Watching wildlife can help your wellbeing and protect nature

Watching wildlife can help your wellbeing and protect nature

Ben Hall/2020VISION

With so many people wildlife watching this spring, nature-enthusiasts old and new are being asked to help protect the natural world by sharing their wildlife sightings online as part of the citizen science project, the City Nature Challenge.

Now in its fifth year, the City Nature Challenge is a collaborative event designed to connect people with nature by encouraging them to record and share photos of any wildlife they see from Friday 24 - Monday 27 April.

There is an ever-growing body of evidence suggesting that nature is fantastic for our wellbeing, with the ability to lower blood pressure, improve our mood and help us to relax, while wildlife recording helps authorities and organisations make informed conservation decisions that allow humans to coexist sustainably with the plants and animals in their neighbourhoods. The City Nature Challenge allows people to connect with and document their local wildlife in whatever way they can.

Wildlife recording inaturalist

Charlotte Varela

People can participate in the Challenge by photographing flora, fauna and fungi in and around their homes over the four days and uploading the images onto the free wildlife recording app, iNaturalist. Any evidence of wildlife counts, including feathers, poo and nests. If you aren’t sure what you’ve discovered, iNaturalist uses photo-recognition to suggest what it could be, and the app’s online community of wildlife-lovers helps to check each identification to reduce mistakes. iNaturalist can be downloaded through the Apple store, Google Play or the iNaturalist website.

Globally, the City Nature Challenge is organised by the Natural History Museum of Los Angeles County and San Francisco’s California Academy of Sciences. This year, Lancashire Wildlife Trust and local environmental records centres (Merseyside Biobank, Lancashire Environmental Records Network and Greater Manchester Record Centre) are leading the Challenge in the North West with support from other environmental organisations and local Friends Of groups.

A mistle thrush standing on grass in a garden with its head cocked

Mistle thrush by Anthony Beyga

Our Project Officer Molly Toal says:

“It’s really positive that so many people are finding enjoyment in nature at this time and sharing what wildlife they’re seeing near their homes on social media.

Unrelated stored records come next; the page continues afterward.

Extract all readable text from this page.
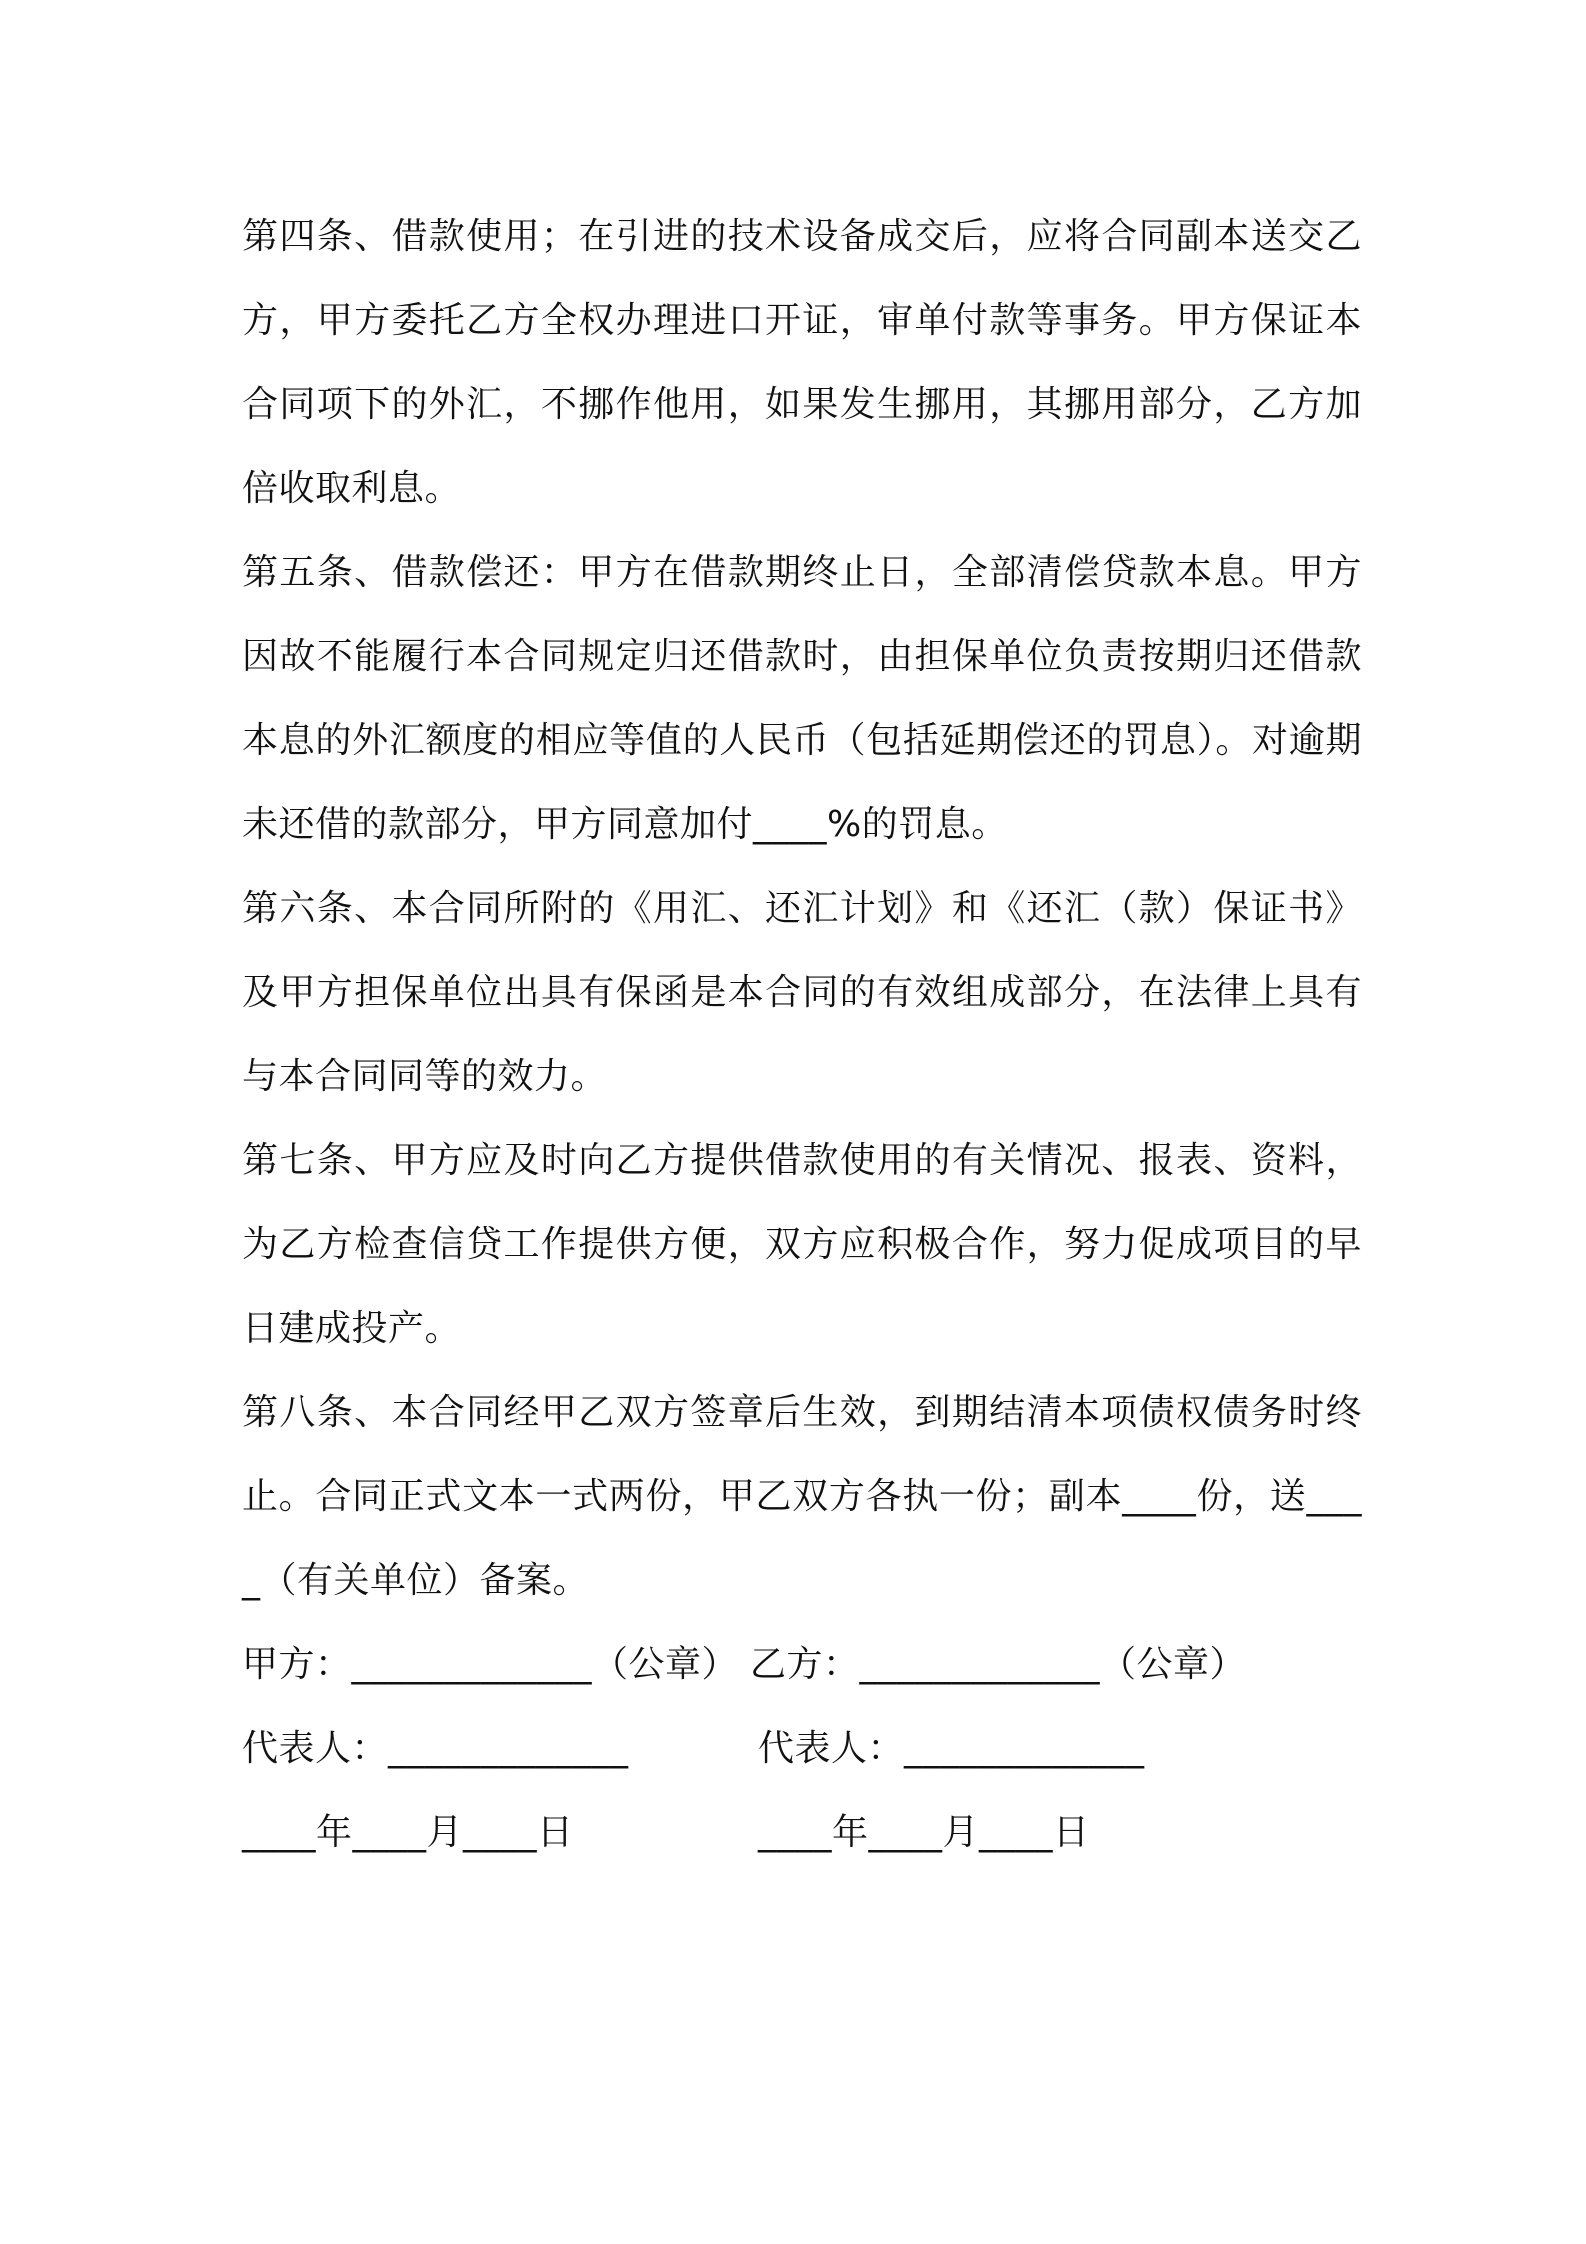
第四条、借款使用；在引进的技术设备成交后，应将合同副本送交乙方，甲方委托乙方全权办理进口开证，审单付款等事务。甲方保证本合同项下的外汇，不挪作他用，如果发生挪用，其挪用部分，乙方加倍收取利息。

第五条、借款偿还：甲方在借款期终止日，全部清偿贷款本息。甲方因故不能履行本合同规定归还借款时，由担保单位负责按期归还借款本息的外汇额度的相应等值的人民币（包括延期偿还的罚息）。对逾期未还借的款部分，甲方同意加付____%的罚息。

第六条、本合同所附的《用汇、还汇计划》和《还汇（款）保证书》及甲方担保单位出具有保函是本合同的有效组成部分，在法律上具有与本合同同等的效力。

第七条、甲方应及时向乙方提供借款使用的有关情况、报表、资料，为乙方检查信贷工作提供方便，双方应积极合作，努力促成项目的早日建成投产。

第八条、本合同经甲乙双方签章后生效，到期结清本项债权债务时终止。合同正式文本一式两份，甲乙双方各执一份；副本____份，送____（有关单位）备案。

甲方：_____________（公章） 乙方：_____________（公章）
代表人：_____________	代表人：_____________
____年____月____日	____年____月____日
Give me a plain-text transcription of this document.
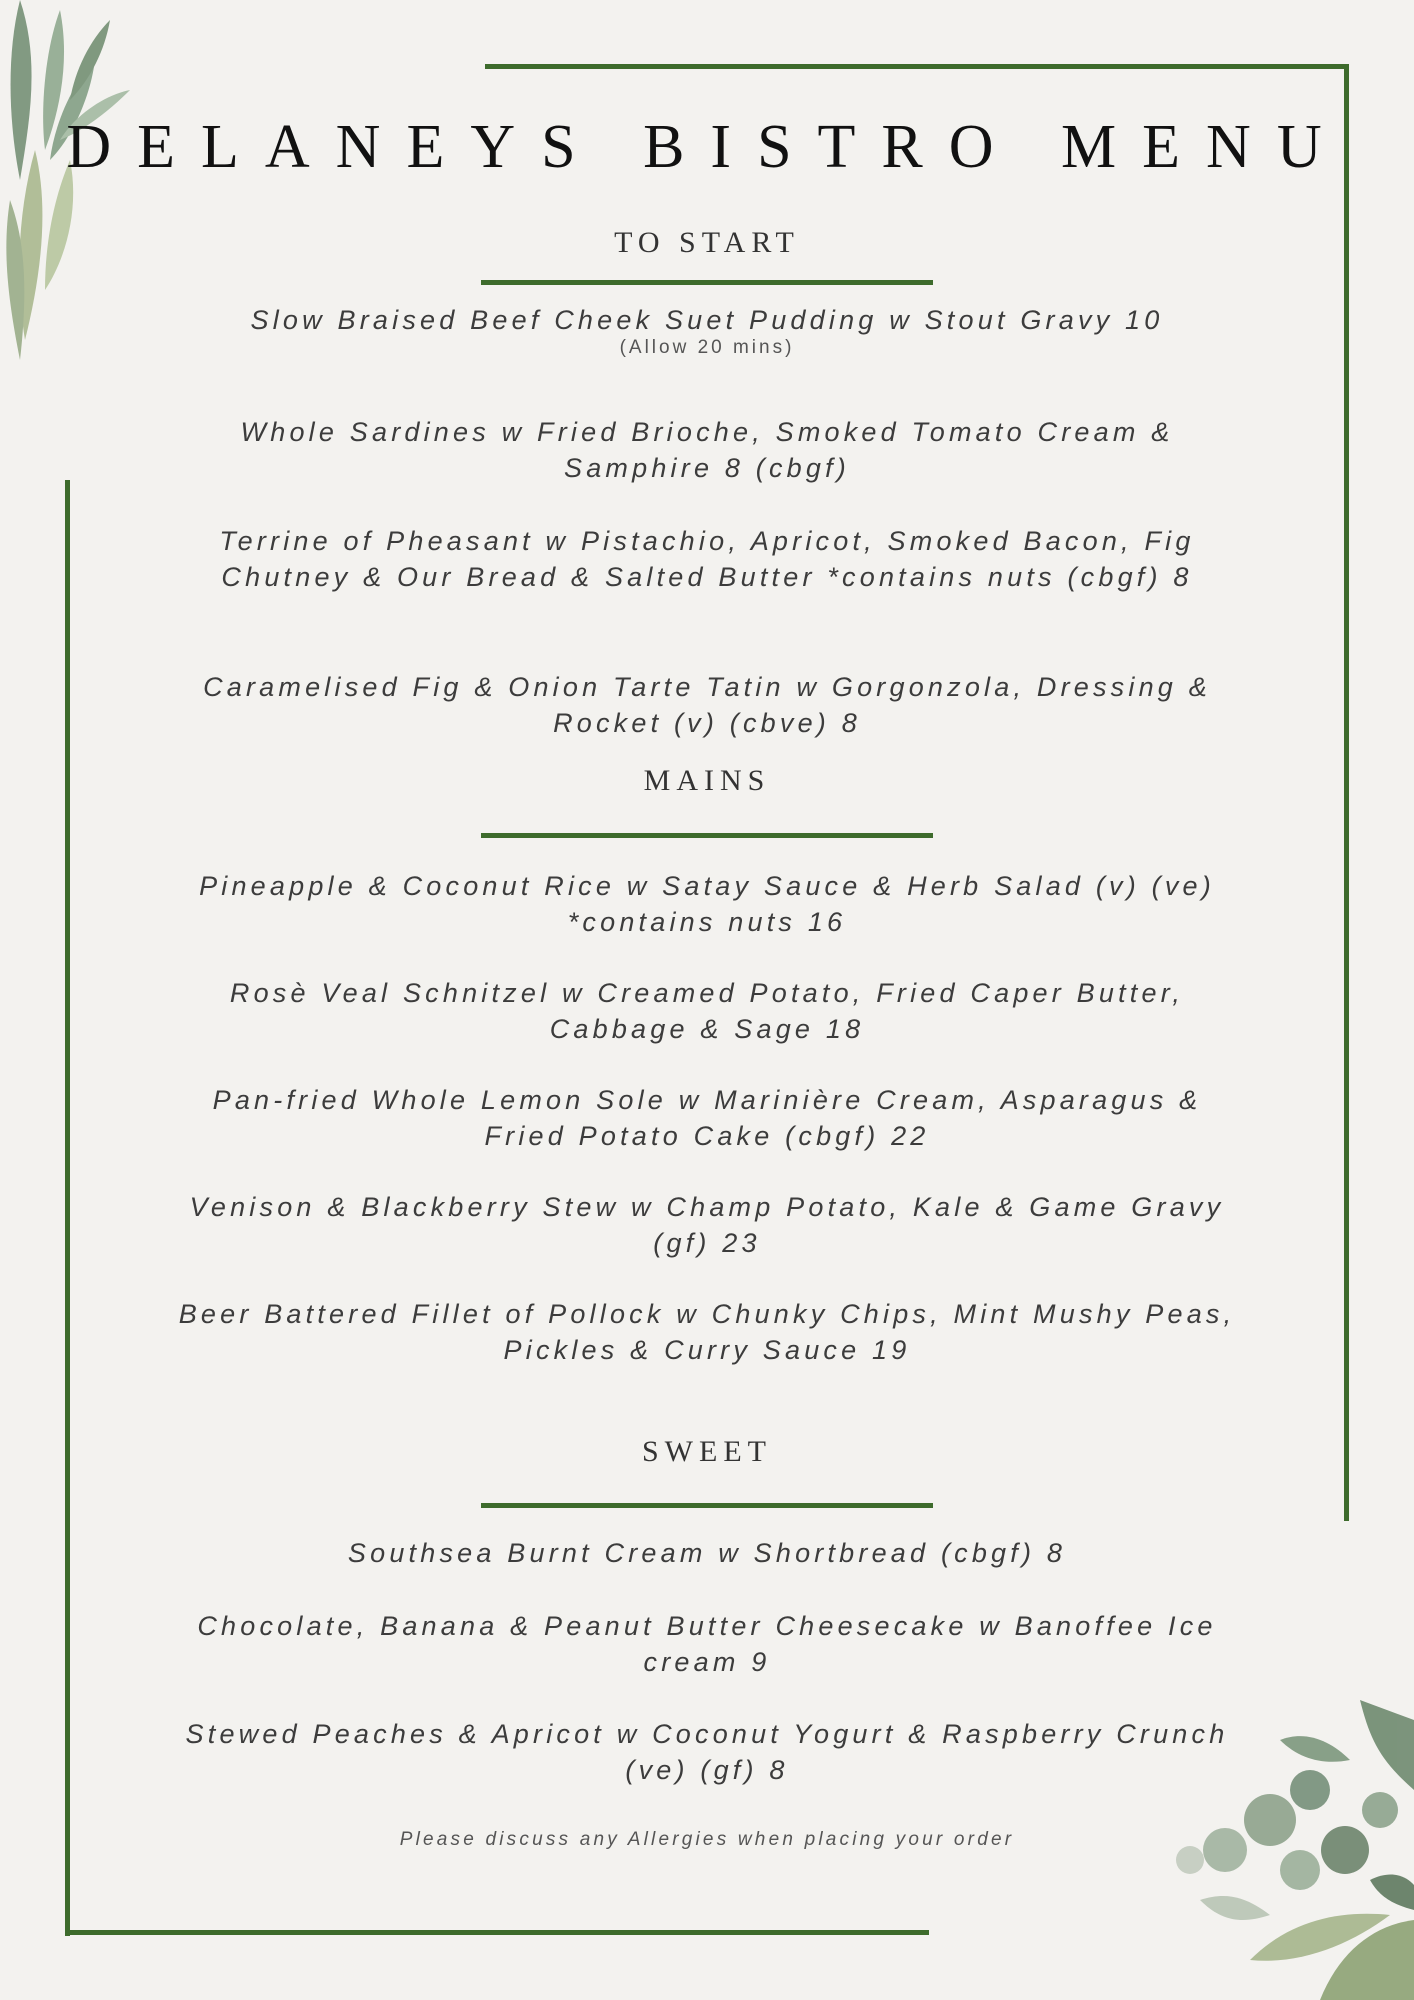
DELANEYS BISTRO MENU
TO START

Slow Braised Beef Cheek Suet Pudding w Stout Gravy 10

(Allow 20 mins)

Whole Sardines w Fried Brioche, Smoked Tomato Cream & Samphire 8 (cbgf)

Terrine of Pheasant w Pistachio, Apricot, Smoked Bacon, Fig Chutney & Our Bread & Salted Butter *contains nuts (cbgf) 8

Caramelised Fig & Onion Tarte Tatin w Gorgonzola, Dressing & Rocket (v) (cbve) 8

MAINS

Pineapple & Coconut Rice w Satay Sauce & Herb Salad (v) (ve) *contains nuts 16

Rosè Veal Schnitzel w Creamed Potato, Fried Caper Butter, Cabbage & Sage 18

Pan-fried Whole Lemon Sole w Marinière Cream, Asparagus & Fried Potato Cake (cbgf) 22

Venison & Blackberry Stew w Champ Potato, Kale & Game Gravy (gf) 23

Beer Battered Fillet of Pollock w Chunky Chips, Mint Mushy Peas, Pickles & Curry Sauce 19

SWEET

Southsea Burnt Cream w Shortbread (cbgf) 8

Chocolate, Banana & Peanut Butter Cheesecake w Banoffee Ice cream 9

Stewed Peaches & Apricot w Coconut Yogurt & Raspberry Crunch (ve) (gf) 8

Please discuss any Allergies when placing your order
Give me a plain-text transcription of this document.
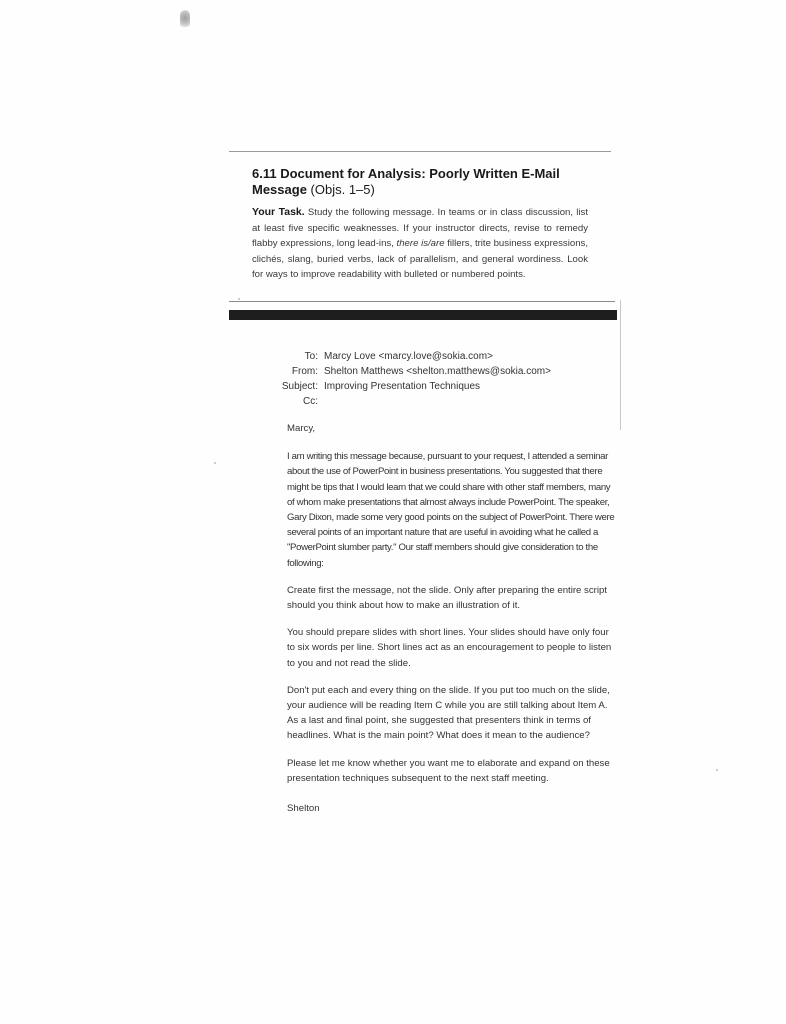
6.11 Document for Analysis: Poorly Written E-Mail
Message (Objs. 1–5)
Your Task. Study the following message. In teams or in class discussion, list at least five specific weaknesses. If your instructor directs, revise to remedy flabby expressions, long lead-ins, there is/are fillers, trite business expressions, clichés, slang, buried verbs, lack of parallelism, and general wordiness. Look for ways to improve readability with bulleted or numbered points.
To: Marcy Love <marcy.love@sokia.com>
From: Shelton Matthews <shelton.matthews@sokia.com>
Subject: Improving Presentation Techniques
Cc:

Marcy,

I am writing this message because, pursuant to your request, I attended a seminar about the use of PowerPoint in business presentations. You suggested that there might be tips that I would learn that we could share with other staff members, many of whom make presentations that almost always include PowerPoint. The speaker, Gary Dixon, made some very good points on the subject of PowerPoint. There were several points of an important nature that are useful in avoiding what he called a "PowerPoint slumber party." Our staff members should give consideration to the following:

Create first the message, not the slide. Only after preparing the entire script should you think about how to make an illustration of it.

You should prepare slides with short lines. Your slides should have only four to six words per line. Short lines act as an encouragement to people to listen to you and not read the slide.

Don't put each and every thing on the slide. If you put too much on the slide, your audience will be reading Item C while you are still talking about Item A. As a last and final point, she suggested that presenters think in terms of headlines. What is the main point? What does it mean to the audience?

Please let me know whether you want me to elaborate and expand on these presentation techniques subsequent to the next staff meeting.

Shelton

We’d like to encourage everyone to help protect the wildlife they’re seeing by joining in with the City Nature Challenge. As well as discovering amazing plants, fungi and animals, anyone who uses iNaturalist will be helping efforts to protect wildlife.”

Photos can be submitted between Friday 24 April and Monday 27 April, with results announced on Monday 4 May. In the run up to the weekend, we'll be sharing ideas on our website and social media channels to help you make your outdoor space more attractive to wildlife and bring nature to you.

Molly adds, “Every garden has the potential to be a miniature nature reserve. It’s amazing what you can find outside your door when you let your grass grow long or leave out water for birds. Even a balcony or windowsill can be filled with pots of wildflowers and herbs that bees and butterflies will adore.”